Laporan Wartawan Tribunnews.com, Fersianus Waku
TRIBUNNEWS.COM, JAKARTA - Ketua DPP PDIP, Deddy Sitorus, menilai perbaikan dalam bidang hukum tidak akan terwujud selama Jenderal Listyo Sigit Prabowo masih menjabat sebagai Kapolri.
Pernyataan ini Deddy sampaikan dalam diskusi bertajuk "Dapatkah Gibran Dimakzulkan dan Jokowi Diadili?" di Hotel Sultan, Jalan Gatot Subroto, Jakarta Pusat, Selasa (26/11/2024).
"Mau bicara hukum? Kalau Kapolri-nya masih Listyo Sigit, sampai berbulu, nih, gelas enggak akan ada perubahan, pak. Bayangin gelas bisa berbulu enggak," kata Deddy di lokasi.
Menurut Deddy, Listyo telah merusak sistem penegakan hukum dengan menggunakan institusi kepolisian untuk mendukung kandidat tertentu dalam Pilkada.
Dia berpendapat, Presiden Prabowo Subianto perlu mengganti Listyo demi mewujudkan perbaikan hukum di Indonesia.
"Kalau Pak Prabowo sudah mengganti Kapolri, mungkin kita bicara hukum, karena saya percaya banyak perwira-perwira yang tidak mau institusi Polri rusak oleh Kapolri-nya, tetapi kalau masih dia yang jadi Kapolri, enggak ada harapan, pak," ujar Deddy.
Selain itu, Deddy menyebut bahwa dari sisi politik juga mengalami kerusakan akibat sejumlah penjabat (Pj) kepala daerah di beberapa daerah berpihak ke kandidat tertentu.
"Pj ini geraknya gila-gilaan. Ada yang dengan inisiatif sendiri, ada yang karena mau dapat keuntungan, ada yang bisa melakukan komodifikasi terhadap pemilu ini. Ini sedang terjadi di semua penjuru negeri," tegasnya.
Deddy menjelaskan, perbaikan dari sisi politik satu di antaranya bisa terjadi ketika Prabowo punya kemandirian dalam memimpin Indonesia.
"Kalau Pak Prabowo tidak menemukan kekuatannya sebagai presiden, enggak ada, enggak usah ngomong politik," ucapnya.
Tak hanya itu, anggota Komisi II DPR RI ini menuturkan, perbaikan dari sisi politik bisa terjadi ketika rakyat melakukan perlawanan dengan turun ke jalan.

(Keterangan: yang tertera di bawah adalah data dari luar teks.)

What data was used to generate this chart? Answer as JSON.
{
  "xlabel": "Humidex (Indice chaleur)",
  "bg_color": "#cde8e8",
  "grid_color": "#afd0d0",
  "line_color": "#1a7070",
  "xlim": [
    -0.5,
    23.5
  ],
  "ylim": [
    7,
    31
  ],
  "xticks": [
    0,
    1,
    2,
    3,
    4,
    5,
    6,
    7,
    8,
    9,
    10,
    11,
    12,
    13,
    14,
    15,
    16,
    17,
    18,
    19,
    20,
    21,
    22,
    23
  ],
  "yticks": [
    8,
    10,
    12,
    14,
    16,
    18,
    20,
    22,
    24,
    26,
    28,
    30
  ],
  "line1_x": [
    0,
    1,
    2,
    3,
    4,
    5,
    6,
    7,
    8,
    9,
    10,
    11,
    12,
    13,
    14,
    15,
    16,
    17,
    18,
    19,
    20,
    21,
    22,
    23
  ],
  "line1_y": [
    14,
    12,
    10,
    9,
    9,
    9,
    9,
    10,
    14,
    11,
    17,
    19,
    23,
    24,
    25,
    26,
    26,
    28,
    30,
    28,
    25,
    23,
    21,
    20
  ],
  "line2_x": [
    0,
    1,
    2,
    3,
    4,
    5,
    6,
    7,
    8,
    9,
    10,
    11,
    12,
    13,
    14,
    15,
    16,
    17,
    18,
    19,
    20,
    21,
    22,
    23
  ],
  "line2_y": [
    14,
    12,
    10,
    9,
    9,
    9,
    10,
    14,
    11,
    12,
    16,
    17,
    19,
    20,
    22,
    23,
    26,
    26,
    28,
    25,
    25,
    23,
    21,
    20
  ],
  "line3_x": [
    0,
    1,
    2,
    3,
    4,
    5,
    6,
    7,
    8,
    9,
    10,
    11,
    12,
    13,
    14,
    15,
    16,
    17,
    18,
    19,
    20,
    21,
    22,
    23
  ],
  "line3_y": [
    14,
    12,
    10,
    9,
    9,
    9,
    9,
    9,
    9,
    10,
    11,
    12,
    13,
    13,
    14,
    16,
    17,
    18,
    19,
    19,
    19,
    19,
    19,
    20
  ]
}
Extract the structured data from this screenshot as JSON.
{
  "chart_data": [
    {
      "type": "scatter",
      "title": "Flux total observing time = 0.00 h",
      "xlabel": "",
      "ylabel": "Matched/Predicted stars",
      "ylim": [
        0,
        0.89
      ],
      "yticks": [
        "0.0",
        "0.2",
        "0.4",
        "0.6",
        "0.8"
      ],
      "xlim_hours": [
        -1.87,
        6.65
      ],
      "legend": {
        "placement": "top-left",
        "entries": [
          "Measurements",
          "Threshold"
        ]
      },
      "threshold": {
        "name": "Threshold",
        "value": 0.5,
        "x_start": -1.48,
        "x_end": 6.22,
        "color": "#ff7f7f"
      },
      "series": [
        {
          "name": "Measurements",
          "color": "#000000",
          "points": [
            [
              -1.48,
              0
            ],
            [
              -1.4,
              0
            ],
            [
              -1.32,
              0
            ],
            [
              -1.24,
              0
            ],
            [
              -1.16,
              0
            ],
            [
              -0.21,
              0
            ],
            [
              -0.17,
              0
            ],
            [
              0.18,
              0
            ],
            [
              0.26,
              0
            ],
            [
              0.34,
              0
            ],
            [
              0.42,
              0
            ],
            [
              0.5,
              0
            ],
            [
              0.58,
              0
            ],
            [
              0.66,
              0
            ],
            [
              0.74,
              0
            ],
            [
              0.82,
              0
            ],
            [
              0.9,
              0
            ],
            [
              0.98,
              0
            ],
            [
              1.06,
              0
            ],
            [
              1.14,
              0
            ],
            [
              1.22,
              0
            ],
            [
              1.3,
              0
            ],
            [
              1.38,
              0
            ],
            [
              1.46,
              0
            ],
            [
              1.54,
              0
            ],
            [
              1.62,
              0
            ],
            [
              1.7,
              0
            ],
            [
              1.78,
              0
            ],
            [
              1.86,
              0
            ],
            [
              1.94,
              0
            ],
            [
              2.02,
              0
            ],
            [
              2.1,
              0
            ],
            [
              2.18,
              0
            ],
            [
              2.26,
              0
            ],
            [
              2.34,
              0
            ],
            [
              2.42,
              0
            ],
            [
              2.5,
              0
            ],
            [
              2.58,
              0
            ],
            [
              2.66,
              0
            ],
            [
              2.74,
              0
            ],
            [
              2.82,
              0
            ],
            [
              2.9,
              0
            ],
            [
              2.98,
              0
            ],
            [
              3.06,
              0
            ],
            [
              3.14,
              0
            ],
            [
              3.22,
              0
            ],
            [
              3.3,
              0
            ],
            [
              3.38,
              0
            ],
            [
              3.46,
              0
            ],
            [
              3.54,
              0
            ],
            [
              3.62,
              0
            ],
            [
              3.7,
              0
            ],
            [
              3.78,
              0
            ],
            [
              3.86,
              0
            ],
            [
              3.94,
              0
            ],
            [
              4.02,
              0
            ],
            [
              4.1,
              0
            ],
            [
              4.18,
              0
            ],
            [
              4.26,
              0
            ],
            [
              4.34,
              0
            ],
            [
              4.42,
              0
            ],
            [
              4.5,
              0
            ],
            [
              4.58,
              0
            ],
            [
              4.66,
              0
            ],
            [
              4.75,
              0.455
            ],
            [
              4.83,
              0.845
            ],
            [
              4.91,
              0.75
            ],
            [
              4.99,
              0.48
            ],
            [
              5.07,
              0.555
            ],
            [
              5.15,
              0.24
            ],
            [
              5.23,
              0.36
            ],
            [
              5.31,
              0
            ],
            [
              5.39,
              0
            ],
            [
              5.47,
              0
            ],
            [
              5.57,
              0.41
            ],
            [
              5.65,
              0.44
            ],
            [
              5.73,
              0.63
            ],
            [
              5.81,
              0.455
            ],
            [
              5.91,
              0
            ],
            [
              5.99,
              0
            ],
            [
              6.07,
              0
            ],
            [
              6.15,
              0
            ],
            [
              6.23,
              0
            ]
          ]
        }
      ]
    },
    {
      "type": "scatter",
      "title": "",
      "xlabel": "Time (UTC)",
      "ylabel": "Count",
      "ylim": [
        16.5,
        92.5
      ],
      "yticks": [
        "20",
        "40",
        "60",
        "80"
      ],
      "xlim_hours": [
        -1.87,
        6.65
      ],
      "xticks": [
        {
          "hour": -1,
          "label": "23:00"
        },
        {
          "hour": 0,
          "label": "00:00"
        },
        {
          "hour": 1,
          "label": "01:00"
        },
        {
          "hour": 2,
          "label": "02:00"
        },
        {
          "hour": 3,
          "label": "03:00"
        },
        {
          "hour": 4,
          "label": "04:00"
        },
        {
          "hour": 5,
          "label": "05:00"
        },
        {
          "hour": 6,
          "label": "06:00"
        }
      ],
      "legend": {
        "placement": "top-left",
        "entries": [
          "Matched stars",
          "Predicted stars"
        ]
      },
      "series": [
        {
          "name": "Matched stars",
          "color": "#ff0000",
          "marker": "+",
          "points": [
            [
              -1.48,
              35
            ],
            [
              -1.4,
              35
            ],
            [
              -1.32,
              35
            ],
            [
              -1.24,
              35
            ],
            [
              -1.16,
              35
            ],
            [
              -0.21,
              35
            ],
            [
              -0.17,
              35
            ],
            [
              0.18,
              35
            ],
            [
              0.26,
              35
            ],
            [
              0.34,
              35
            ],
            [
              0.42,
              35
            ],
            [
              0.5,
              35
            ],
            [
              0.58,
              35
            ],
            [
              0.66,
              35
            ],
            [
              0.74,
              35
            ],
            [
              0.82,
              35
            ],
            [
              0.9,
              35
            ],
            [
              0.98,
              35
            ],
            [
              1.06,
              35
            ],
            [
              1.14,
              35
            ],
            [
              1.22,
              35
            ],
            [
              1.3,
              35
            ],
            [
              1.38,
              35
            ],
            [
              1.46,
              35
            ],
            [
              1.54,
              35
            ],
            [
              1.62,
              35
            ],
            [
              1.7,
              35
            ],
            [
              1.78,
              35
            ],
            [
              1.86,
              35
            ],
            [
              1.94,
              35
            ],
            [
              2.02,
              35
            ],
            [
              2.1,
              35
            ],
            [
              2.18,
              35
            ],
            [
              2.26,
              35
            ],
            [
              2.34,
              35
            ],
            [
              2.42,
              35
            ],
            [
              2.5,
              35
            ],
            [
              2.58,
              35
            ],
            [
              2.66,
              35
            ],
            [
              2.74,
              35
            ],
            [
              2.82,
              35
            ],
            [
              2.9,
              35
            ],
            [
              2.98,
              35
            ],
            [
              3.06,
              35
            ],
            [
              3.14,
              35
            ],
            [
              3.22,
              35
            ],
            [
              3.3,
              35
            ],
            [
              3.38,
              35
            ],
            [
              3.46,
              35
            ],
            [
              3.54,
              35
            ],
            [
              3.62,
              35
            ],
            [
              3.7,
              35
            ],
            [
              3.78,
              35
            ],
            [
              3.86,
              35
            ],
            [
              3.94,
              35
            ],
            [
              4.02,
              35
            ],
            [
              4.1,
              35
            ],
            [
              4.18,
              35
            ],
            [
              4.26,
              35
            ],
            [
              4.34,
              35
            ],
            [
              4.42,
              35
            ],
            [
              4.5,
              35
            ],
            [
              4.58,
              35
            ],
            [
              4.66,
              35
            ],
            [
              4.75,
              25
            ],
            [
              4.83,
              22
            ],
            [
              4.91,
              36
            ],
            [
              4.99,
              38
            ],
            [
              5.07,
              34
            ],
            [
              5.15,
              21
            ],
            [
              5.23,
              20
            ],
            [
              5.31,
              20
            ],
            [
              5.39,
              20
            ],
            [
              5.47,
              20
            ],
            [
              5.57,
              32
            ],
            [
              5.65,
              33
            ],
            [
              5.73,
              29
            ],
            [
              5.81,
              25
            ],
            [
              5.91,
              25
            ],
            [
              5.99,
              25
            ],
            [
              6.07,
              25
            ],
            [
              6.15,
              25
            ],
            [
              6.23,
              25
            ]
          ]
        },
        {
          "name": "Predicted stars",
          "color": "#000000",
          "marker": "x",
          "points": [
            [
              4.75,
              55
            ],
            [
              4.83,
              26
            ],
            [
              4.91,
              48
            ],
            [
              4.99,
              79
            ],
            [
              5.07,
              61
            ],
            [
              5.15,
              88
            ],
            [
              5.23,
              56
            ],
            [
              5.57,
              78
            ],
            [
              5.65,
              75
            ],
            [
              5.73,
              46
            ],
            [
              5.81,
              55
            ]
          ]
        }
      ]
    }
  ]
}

Baca juga: Kasus Polisi Tembak Siswa SMK di Semarang: Mabes Polri Turunkan Propam dan Itwasum untuk Monitoring
Deddy mencontohkan saat gerakan rakyat untuk menolak Revisi UU Pilkada yang hendak mengakali putusan Mahkamah Konstitusi (MK) nomor 60/PUU-XXII/2024.
"Yang bisa mengubah para penguasa ini, kalau ada kerumunan dan ada HP, pak. Kemarin Revisi Undang-Undang Pilkada yang bermaksud membegal putusan Mahkamah Konstitusi, bubar jalan, gara-gara apa? Banyak orang berkumpul di depan Gedung DPR dan di berbagai kota. Bubar jalan. Bubar jalan," tegasnya.